Days 39 to 41 – Chicago
I travel through picture perfect Wisconsin countryside – rolling hills dotted with small farms and ranches. Horses and cows grazing by the road stop to watch me pass. Its early morning and the mist rising from the fields adds layers of haze and depth, separating the hills, coloring them pale yellow from the rising sun. [...]
I travel through picture perfect Wisconsin countryside – rolling hills dotted with small farms and ranches. Horses and cows grazing by the road stop to watch me pass. Its early morning and the mist rising from the fields adds layers of haze and depth, separating the hills, coloring them pale yellow from the rising sun.
I stop for coffee in Beloit, a small industrial city on the Wisconsin/Illinois border. There is a street fair and I search in vain for some healthy, delicious baked goods (curse you Pondsford!).
As I near Chicago the enormity of the megalopolis impresses me. A full hour away and I feel like I’ve already arrived. The north west suburbs extend almost to the state line. The traffic becomes dense and I encounter several toll gates. It’s costs about $10 just to get close to the city. Like Milwaukee, they are in the middle of a drought/heat wave of legendary proportions. As I crawl through broken city streets the temperature gauge on the bike registers over 100. I am getting closer to the proverbial straw that broke the camel’s back and feel that my days around big cities are numbered. I take side streets and find the neighborhoods quite nice. Modest, tidy brick homes with lots of big,mature trees line quiet streets. I arrive and breathe a sign of relief.

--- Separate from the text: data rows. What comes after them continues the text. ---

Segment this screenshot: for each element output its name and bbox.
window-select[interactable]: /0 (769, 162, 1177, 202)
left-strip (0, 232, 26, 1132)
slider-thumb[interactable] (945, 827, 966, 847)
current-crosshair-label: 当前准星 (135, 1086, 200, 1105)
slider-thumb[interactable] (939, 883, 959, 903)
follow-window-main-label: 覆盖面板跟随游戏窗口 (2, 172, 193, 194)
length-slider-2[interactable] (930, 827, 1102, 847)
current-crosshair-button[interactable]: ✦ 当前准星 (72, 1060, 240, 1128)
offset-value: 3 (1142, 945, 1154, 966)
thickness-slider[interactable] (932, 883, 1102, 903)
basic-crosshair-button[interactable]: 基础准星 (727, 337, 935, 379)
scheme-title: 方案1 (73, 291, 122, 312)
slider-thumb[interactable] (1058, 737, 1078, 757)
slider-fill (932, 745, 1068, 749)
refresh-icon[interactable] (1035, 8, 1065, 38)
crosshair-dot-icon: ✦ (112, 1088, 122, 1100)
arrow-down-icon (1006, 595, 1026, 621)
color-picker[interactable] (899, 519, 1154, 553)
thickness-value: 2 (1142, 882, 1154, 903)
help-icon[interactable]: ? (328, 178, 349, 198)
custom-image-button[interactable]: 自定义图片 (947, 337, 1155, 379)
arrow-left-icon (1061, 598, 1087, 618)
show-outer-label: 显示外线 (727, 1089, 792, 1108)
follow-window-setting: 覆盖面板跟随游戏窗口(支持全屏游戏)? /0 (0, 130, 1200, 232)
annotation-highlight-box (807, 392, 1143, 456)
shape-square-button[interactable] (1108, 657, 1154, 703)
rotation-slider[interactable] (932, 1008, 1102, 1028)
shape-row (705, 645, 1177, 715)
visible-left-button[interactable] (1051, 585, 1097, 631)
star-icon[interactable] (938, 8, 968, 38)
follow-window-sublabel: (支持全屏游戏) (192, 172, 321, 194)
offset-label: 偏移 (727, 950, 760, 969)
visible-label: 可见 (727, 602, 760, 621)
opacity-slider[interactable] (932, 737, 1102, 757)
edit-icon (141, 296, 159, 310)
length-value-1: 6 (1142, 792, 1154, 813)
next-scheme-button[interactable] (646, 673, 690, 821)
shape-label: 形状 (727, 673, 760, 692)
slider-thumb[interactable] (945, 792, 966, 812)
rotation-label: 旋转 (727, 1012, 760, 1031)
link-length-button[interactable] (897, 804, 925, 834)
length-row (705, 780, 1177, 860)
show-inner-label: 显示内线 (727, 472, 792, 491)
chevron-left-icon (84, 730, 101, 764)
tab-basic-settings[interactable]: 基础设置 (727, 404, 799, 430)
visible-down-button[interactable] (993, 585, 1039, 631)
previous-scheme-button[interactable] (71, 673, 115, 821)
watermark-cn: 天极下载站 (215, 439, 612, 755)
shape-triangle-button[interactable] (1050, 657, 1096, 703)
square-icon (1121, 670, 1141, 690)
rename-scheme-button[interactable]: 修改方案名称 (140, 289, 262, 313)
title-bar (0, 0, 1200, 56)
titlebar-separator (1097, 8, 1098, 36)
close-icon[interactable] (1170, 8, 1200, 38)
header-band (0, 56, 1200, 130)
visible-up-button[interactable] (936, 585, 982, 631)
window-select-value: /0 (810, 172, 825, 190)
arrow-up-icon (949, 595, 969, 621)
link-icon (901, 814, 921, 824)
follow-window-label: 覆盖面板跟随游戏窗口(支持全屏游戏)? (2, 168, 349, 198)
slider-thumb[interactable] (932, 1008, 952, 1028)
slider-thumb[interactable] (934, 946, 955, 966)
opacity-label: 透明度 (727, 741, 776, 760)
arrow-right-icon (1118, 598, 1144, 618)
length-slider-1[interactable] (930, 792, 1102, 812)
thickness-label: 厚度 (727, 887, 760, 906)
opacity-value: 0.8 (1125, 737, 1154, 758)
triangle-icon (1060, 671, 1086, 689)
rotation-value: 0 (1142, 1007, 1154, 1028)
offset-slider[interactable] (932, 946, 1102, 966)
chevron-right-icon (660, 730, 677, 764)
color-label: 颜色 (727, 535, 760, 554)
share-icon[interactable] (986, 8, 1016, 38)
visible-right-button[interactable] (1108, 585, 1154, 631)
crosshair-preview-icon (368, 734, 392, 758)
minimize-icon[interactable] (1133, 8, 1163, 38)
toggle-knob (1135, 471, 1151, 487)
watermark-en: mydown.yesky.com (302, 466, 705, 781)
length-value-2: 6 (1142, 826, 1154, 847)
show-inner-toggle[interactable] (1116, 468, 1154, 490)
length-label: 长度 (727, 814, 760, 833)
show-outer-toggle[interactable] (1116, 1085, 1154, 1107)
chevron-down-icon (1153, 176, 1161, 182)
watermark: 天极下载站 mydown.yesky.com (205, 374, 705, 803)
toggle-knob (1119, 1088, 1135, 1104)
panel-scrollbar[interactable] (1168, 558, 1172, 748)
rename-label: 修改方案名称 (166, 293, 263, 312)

I am visiting my friend Julie. We were good friends in the early nineties. We both worked at the Cantina in Mill Valley. This is the first time we’ve seen each other for almost 15 years, but it’s like it was yesterday. Good friends are like that. We are invited to a BBQ and are blown away with the pile of ribs that await us. The chef has spent all day cooking two dozen full racks of beef ribs on a grill the size of a kiddie pool. They are amazing. I soak up the Oak Park neighborhood, enjoying the company. Julie’s mom Laura is there. She’s always felt more like a peer than a friend’s parent, super nice and very young at heart.
Julie’s cousin Rachel is visiting too and we finish the night joined by two of her friends and some good tequila.
The next day I get a tour of some stunning Oak Park homes, including the home and studio that Frank Lloyd Wright designed in the late 19th century. I end the day with a great home cooked meal ( so welcome on my trip filled with motels and restaurants) and some fun with art supplies in Julie’s studio.
Monday I get a tour of downtown and the Art Institute. Julie is a native Chicagoan and a member of the Art Institute and makes a fabulous tour guide. Despite record temperatures we have a good time seeing one of the worlds great cities and a lot of fine art.